Materialidade é aspecto fundamental do ESG
A crise decorrente da pandemia ressignificou o termo ISR, Investimento Socialmente Responsável (ou SRI em inglês). O European Sustainability Forum (Eurosif) define o ISR como um processo de investimento que associa objetivos financeiros com valores que estariam relacionados à preservação ambiental, impactos sociais e questões de governança.
O ISR insere-se em um contexto de transição de mindset do mercado de capitais que passa a buscar a prática de um capitalismo mais consciente. Esse movimento ganhou relevância nas décadas de 60 e 70, com o surgimento de movimentos antiguerra e a maturidade de movimentos como igualdade racial, direito das mulheres, proteção dos consumidores e do meio ambiente.
Nesse sentido, ao lado da já estabelecida linha de investimento socialmente responsável, tem-se a análise ESG que empreende um esforço para avaliar a materialidade de dados não contábeis, para determinar quais companhias estão mais bem preparadas para competir em um mundo com disponibilidade de recursos naturais cada vez mais escassos, crescimento populacional e mudanças climáticas. Em resumo: entender quais companhias têm melhor capacidade de geração e proteção de valor, no médio e longo prazo, a ao longo de sua cadeia de valor.
A análise de materialidade, aspecto essencial, tanto da implementação de medidas ESG quanto da avaliação ESG, é um processo que consiste na apuração da relevância de temas para os negócios da companhia, considerando sua conexão com as operações da empresa, bem como seus impactos, positivos e negativos para o negócio.
A relevância de tópicos materiais varia entre indústrias, setores, e empresas, aspecto que não pode ser desconsiderado nem na análise financeira da empresa nem no planejamento corporativo onde adaptações e estratégias precisam se embasar em conhecimentos sólidos de temas e contextos diversos e, principalmente, o entendimento de sua materialidade para o resultado financeiro da empresa.
Para que seja possível avaliar o desempenho de uma empresa, e sua viabilidade para compor uma carteira de investimentos, é preciso que as informações digam respeito a temas materiais e que estes dados sejam comparáveis de alguma forma, entre si. Além da materialidade, profissionais do mercado financeiro, cobram consistência, precisão e comparabilidade nas informações relatadas, um dos grandes desafios do ESG já que não há consensos sobre métricas e indicadores
Do lado do negócio, para que seja possível identificar e endereçar os principais impactos que determinada atividade econômica gera, de modo que, efetivamente, a companhia construa um resultado sustentável, o processo de análise de materialidade é fundamental.
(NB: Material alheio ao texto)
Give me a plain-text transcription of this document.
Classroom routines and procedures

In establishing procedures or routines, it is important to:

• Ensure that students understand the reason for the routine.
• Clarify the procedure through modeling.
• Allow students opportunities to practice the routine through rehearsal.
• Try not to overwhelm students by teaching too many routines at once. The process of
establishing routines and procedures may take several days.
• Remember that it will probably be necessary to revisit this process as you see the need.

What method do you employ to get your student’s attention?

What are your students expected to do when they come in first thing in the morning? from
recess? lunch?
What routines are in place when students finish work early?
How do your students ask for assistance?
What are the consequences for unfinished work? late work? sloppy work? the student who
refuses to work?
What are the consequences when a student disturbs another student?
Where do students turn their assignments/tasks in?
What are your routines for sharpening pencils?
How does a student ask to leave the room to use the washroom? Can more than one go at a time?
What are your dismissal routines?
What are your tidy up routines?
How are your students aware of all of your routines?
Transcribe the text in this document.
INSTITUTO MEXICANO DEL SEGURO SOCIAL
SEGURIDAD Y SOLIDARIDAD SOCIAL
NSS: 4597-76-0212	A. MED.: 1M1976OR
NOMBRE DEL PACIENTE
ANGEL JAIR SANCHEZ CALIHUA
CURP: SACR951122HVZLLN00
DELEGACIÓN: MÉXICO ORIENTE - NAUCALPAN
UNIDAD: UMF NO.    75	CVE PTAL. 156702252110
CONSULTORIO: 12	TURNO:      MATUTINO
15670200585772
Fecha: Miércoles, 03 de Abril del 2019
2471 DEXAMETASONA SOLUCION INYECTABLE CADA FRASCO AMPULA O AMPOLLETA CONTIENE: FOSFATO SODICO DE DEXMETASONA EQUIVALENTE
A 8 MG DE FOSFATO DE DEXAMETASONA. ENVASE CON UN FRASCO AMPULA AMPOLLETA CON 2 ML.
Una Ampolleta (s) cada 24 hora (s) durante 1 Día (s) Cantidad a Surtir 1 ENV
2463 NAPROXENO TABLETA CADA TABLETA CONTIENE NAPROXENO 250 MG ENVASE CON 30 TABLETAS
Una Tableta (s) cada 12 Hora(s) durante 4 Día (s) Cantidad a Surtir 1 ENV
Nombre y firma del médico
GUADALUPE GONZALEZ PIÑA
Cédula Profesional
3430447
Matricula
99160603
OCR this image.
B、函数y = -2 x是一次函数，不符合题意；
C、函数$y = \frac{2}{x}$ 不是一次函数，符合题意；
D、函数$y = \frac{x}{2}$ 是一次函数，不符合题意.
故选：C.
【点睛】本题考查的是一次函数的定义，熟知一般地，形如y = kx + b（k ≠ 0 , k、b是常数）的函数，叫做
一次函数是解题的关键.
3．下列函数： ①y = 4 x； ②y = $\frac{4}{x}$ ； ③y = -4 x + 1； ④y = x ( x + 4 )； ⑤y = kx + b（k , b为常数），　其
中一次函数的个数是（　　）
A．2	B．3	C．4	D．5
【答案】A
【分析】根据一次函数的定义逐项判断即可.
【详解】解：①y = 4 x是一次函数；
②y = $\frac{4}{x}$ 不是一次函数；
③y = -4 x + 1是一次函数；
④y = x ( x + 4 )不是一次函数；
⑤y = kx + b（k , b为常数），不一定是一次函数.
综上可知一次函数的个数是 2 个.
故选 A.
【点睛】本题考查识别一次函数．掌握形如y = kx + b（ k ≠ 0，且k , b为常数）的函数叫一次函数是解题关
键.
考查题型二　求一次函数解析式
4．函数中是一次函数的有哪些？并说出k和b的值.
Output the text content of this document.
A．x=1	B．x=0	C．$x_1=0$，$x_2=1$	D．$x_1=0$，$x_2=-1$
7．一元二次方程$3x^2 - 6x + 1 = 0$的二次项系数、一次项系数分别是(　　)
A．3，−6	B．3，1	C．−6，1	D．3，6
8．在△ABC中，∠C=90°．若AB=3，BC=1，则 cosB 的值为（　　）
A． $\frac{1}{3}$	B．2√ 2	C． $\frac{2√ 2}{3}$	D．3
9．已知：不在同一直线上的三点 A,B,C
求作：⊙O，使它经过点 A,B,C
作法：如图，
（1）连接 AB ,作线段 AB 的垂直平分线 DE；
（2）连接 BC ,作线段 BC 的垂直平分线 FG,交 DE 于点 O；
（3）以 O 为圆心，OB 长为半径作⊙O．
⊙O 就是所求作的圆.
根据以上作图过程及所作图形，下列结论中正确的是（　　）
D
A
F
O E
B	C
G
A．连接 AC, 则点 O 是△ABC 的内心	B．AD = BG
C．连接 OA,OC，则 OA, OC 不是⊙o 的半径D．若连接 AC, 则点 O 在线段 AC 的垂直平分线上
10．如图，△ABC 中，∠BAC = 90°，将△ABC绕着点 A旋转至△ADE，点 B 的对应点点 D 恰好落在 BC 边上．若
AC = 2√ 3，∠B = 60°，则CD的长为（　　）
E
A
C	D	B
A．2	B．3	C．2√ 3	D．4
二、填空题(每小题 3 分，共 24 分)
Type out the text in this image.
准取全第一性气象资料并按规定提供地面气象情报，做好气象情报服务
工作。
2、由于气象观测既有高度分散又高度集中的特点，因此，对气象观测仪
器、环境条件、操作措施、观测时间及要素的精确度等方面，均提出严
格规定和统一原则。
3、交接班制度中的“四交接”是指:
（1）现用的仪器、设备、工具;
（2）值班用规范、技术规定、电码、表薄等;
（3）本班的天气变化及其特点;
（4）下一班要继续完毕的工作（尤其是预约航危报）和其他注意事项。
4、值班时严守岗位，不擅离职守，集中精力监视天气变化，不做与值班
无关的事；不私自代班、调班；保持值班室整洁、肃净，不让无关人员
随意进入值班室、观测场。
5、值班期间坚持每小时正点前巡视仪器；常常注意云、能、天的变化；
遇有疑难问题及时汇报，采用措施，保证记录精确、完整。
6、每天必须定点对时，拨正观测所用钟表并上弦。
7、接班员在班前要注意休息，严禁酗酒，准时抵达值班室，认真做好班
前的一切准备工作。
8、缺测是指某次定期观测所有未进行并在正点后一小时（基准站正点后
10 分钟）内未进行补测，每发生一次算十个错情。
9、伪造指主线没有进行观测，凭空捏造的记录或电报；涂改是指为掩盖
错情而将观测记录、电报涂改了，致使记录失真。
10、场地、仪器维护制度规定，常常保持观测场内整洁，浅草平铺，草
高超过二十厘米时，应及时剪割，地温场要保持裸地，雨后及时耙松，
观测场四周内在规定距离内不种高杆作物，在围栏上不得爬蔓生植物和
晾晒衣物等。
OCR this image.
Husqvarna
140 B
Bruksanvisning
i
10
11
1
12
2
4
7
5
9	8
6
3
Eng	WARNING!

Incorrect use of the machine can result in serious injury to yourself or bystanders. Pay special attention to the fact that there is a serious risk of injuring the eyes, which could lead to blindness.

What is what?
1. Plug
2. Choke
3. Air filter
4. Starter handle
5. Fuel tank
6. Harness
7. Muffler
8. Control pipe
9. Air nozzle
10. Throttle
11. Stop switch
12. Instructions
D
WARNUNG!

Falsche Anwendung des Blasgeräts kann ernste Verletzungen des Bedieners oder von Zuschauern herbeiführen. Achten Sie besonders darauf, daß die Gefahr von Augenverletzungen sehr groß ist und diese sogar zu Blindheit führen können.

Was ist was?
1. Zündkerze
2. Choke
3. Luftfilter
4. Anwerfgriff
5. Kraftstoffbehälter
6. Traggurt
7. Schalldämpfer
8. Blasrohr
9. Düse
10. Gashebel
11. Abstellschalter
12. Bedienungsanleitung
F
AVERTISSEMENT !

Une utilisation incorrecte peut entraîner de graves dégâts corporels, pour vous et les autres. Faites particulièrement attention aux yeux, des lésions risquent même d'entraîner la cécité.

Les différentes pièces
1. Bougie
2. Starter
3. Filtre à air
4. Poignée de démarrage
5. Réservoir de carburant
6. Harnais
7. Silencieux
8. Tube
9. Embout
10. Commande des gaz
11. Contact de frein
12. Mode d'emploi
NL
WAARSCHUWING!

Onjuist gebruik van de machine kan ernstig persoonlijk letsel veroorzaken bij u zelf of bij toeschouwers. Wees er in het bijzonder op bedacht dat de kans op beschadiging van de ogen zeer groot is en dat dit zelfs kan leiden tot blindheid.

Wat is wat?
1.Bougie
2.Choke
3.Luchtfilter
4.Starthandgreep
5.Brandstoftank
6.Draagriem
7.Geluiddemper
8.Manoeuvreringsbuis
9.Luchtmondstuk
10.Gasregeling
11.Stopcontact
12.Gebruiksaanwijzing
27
Isso envolve conhecer profundamente a matriz de riscos corporativos, os relatórios de satisfação dos clientes, a avaliação de pares de mercado, além de referências padronizadas como a SASB e a GRI. São elementos que apoiam o processo de definição de materialidades, de modo que as companhias possam construir seu resultado de forma transparente e ética, entendendo os riscos corporativos e definindo o seu planejamento estratégico.
Para as empresas, mapear materialidade significa estabelecer prioridades. Afinal, o processo de levantamento de materialidades deve ocorrer com alguma regularidade. As organizações precisam atualizar seus critérios a partir da evolução de cenários sociais, ambientais e do negócio, conduzindo, inclusive, pesquisas e consultas com stakeholders.
A diversidade de categorias de stakeholders consultados enriquece o processo, resultando em uma variedade de temas que refletem as diferentes perspectivas. A escolha das organizações e stakeholders a incluir na análise exige um esforço hercúleo pelo fato de os impactos gerados por uma empresa estarem vinculados a um emaranhado de entidades que compõem a cadeia de valor do produto/serviço.
Relatar as iniciativas e resultados das práticas ESG é uma questão de transparência e prestação de contas, mas precisa fazer sentido e é aí que entra a materialidade. À medida em que a discussão avança, representa também a incorporação de demandas e preocupação do mercado e da sociedade. Um exemplo é o conceito da dupla materialidade – que considera o impacto da sustentabilidade sobre a performance financeira de longo prazo da empresa bem como sobre a sociedade e o meio ambiente. Nesse sentido, especialistas da SASB, citados pelo Financial Times, reforçam a importância de entender o público que se visa ao reportar sobre sustentabilidade, ESG.
Enquanto as empresas não tiverem clareza sobre os fatores sociais e ambientais que realmente importam para seu negócio, não terão condições de avaliar sua atuação ESG nem a sustentabilidade de seu negócio.
Deborah C. Batista e Luciana Lanna são, respectivamente, administradora e gerente de projetos, especialista em sustentabilidade; advogada, especialista em direito ambiental e responsável pela área de sustentabilidade do Lemos Advocacia para Negócios.